To minimize this danger, the bureau implemented many security measures, including multifactor authentication, the use of security tokens and end-to-end encryption.

"The data that [enumerators] collect does not stay on the device very long," said Thieme. "Our application constantly uploads data to our backend, and the data is encrypted on the application, it's encrypted in transit and it's encrypted at rest when you give it to the Census." 

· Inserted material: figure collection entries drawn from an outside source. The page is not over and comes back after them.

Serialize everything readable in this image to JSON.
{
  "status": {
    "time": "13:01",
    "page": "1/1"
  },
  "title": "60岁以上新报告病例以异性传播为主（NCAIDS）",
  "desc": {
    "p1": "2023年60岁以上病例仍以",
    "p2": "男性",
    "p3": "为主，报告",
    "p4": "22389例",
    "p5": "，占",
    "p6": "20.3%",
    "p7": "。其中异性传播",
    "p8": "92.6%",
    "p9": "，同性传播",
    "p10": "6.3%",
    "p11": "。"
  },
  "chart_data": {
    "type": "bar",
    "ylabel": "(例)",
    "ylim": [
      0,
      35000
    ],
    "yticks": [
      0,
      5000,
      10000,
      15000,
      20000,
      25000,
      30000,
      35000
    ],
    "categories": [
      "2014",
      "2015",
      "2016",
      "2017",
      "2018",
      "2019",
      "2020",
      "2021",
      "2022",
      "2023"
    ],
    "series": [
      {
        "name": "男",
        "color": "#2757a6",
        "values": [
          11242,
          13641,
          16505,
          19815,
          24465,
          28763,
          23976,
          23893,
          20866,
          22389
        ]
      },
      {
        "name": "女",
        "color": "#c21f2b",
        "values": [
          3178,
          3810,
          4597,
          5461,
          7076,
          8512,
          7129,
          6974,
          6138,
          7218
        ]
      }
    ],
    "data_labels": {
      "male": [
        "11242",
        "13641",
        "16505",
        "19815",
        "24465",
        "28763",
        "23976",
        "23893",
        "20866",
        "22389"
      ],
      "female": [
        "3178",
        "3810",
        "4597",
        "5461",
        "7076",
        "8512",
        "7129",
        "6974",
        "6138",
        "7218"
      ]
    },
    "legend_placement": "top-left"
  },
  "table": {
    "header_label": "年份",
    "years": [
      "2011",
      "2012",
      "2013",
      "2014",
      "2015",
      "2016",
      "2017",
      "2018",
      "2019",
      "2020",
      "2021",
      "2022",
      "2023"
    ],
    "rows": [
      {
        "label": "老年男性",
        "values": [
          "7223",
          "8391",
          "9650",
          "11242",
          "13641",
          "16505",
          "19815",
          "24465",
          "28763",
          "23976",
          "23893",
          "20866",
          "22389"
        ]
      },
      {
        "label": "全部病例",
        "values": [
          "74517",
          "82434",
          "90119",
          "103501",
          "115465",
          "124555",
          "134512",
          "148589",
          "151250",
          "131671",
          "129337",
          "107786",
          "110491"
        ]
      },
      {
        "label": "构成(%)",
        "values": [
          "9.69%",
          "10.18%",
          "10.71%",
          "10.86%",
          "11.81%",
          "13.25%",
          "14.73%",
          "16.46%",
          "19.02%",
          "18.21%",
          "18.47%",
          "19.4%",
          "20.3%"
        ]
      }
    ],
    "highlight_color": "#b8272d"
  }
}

The iPhones' features have also been limited by the bureau and the devices can only be used as a census tool. Though they can make calls, workers can't browse the internet or download additional apps from the App Store. If a phone is reported stolen or lost, it will be remotely bricked and completely nonfunctional. 

The bureau also distributed its online footprint to servers all over the country to prevent a potential flooding or overwhelming of its app (this would avoid a similar situation to the Iowa Caucuses in February) and would help thwart a malicious denial-of-service attack (which happened during the 2016 Australian Census).

Nevertheless, nothing is 100% impenetrable. As recently as February, a report from the Government Accountability Office recommends the bureau undergo even more testing and assessments "to improve system performance and scalability." But to the bureau, the benefits of a modern census outweigh the risks. In addition to working alongside the FBI, the Department of Homeland Security and other federal agencies, the bureau itself knows it must remain hypervigilant against nefarious actors, be it foreign or domestic, who either want to access sensitive information or alter it to gain political advantages. 

"Our security group is always in high gear, but it has never been in higher gear than now," said Thieme. "It's a dangerous world … all we can do is watch it and be ready to react."